Some datasheets give you derating values and similar, plan on derating at least 30% less than the max rating, and make sure you don't have too crazy an amount of capacitance on any supply rails, every time they are connected and spark it really wears down the life

Equally almost every small signal connector your likely to find will have an awful connection cycles spec, most connectors can handle more, but they only garentee the other specs up to that number, under 100 cycles is not uncommon for spec sheets.
mck1117:

--- Quote from: Rerouter on March 18, 2019, 10:32:54 am ---I will begin by warning the maximum current per pin, is generally BS marketing so that its the maximum current on any 1 pin assuming no other pins are used.

--- End quote ---

I'd sort of figured this, as a DDR4 SODIMM has 260 pins rated at 0.5A each, and 130A total seems a little optimistic.


--- Quote from: Rerouter on March 18, 2019, 10:32:54 am ---and make sure you don't have too crazy an amount of capacitance on any supply rails, every time they are connected and spark it really wears down the life

--- End quote ---

They shouldn't ever be connected/disconnected while under power, so I'm not worried about erosion from arcing.
T3sl4co1l:
Yeah, scales up with derating.

Sometimes you'll see current ratings for N pins in use (selected values of N, or even all-inclusive), sometimes you'll see just one pin.  In the latter case, you really need to measure it yourself.

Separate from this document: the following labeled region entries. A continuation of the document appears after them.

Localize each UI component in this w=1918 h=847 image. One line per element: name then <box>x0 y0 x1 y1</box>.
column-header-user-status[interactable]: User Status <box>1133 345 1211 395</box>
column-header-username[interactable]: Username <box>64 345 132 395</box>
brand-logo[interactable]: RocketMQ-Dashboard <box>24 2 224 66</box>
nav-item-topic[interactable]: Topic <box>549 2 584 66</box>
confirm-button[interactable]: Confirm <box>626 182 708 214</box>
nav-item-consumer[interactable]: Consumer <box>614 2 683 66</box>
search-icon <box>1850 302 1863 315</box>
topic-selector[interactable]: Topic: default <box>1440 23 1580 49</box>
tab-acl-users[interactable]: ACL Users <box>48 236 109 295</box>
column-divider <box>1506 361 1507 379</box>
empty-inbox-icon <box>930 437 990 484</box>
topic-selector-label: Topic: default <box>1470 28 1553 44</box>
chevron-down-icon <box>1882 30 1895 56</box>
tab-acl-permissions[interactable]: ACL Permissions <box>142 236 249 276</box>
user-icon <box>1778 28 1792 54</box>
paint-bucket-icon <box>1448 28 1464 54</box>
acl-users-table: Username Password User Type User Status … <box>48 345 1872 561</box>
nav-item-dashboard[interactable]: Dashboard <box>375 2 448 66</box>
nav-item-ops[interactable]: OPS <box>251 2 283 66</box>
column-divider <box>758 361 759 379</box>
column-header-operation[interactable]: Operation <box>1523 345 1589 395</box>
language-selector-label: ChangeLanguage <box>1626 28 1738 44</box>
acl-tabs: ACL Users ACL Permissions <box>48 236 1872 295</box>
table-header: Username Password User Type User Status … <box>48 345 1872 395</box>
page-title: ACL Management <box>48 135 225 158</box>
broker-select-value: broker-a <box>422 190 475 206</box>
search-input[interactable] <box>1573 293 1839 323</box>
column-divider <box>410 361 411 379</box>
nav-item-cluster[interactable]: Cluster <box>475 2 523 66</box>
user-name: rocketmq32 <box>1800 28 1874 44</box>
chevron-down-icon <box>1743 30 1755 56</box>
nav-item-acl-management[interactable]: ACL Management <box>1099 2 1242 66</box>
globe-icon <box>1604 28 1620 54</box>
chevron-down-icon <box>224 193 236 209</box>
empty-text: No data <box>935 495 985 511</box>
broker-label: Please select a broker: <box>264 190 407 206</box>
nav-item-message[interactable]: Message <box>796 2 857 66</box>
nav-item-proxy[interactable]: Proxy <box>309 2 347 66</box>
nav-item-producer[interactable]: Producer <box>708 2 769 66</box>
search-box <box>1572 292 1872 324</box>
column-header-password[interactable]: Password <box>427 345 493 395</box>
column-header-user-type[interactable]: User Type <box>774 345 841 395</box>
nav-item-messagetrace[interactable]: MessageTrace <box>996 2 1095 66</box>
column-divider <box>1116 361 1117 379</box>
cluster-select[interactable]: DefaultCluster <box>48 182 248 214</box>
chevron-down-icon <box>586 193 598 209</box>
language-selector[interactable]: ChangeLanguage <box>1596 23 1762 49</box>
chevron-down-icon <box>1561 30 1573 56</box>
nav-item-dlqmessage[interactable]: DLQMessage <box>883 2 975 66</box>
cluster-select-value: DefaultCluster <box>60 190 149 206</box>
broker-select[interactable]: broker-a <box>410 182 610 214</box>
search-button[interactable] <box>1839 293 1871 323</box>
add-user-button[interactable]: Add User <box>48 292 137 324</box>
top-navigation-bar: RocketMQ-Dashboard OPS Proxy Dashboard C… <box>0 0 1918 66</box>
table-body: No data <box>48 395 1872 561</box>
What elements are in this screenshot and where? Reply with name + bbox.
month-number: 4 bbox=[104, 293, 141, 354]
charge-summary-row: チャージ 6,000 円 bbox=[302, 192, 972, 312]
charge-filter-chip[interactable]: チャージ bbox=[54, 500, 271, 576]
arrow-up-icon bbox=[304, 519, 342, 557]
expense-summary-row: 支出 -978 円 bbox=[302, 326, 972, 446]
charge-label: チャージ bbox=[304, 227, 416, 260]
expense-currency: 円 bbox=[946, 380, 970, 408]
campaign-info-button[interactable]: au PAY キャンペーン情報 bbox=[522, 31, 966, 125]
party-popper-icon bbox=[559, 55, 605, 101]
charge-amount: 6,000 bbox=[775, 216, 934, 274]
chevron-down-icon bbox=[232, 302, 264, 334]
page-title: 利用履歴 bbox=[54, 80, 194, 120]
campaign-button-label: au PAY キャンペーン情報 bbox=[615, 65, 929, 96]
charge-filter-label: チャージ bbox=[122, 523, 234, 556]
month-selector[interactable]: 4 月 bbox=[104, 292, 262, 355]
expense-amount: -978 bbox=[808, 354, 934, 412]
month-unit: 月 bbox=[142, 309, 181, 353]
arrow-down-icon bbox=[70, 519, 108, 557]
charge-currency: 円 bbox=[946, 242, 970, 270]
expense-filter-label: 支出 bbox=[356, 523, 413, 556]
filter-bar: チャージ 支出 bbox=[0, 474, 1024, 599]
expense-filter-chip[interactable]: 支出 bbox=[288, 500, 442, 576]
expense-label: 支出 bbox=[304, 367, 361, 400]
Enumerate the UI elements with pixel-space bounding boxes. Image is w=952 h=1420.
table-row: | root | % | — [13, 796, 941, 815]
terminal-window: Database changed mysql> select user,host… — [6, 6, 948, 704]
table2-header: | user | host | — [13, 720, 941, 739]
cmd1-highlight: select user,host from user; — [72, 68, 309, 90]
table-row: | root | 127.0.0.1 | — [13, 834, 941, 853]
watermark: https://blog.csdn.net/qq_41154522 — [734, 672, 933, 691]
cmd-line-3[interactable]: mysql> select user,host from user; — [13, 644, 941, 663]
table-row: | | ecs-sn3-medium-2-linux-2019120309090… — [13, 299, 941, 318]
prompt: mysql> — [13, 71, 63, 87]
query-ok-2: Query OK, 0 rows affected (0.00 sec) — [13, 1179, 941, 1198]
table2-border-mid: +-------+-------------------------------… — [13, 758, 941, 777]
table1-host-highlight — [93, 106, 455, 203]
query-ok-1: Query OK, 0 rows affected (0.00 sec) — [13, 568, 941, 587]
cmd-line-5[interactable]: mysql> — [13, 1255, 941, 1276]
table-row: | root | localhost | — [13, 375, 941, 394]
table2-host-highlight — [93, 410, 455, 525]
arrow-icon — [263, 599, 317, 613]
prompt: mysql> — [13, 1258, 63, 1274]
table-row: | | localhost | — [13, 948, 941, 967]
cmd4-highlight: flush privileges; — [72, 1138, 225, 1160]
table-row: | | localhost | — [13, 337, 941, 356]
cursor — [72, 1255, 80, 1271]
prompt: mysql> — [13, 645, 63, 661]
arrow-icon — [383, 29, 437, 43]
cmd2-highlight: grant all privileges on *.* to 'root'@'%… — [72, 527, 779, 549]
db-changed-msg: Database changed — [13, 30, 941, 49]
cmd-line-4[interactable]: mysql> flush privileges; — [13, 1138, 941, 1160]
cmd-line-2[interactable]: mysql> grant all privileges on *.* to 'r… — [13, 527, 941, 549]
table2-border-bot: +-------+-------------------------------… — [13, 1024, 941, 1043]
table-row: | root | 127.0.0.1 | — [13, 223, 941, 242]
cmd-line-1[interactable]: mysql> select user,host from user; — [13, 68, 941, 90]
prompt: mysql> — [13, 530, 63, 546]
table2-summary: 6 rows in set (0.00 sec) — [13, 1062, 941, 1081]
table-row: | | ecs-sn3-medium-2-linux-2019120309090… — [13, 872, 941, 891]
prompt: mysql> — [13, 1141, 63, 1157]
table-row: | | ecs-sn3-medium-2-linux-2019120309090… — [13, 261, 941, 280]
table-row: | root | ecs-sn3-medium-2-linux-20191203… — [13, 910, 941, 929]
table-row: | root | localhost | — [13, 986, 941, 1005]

If you don't mind reliability or temperature rise much, you can go considerably over the rating, too.  It's a very wishy-washy thing, contact resistance is.  On the one hand, when you need reliability, you're hard pressed to get it; but when you don't, you can play fast and loose with it.  Not that we get many opportunities to play that game, though... :P

Reminder to leave plenty of grounds.  There's nothing worse than awful signal quality on a tons-of-signals connector -- even moreso when you've got a few amps of switched loads going through the same connector!

Grounds should be interleaved, for example ribbon cables are usually wired every other ground, which makes the two-row header have one row of all grounds.  Nice and simple.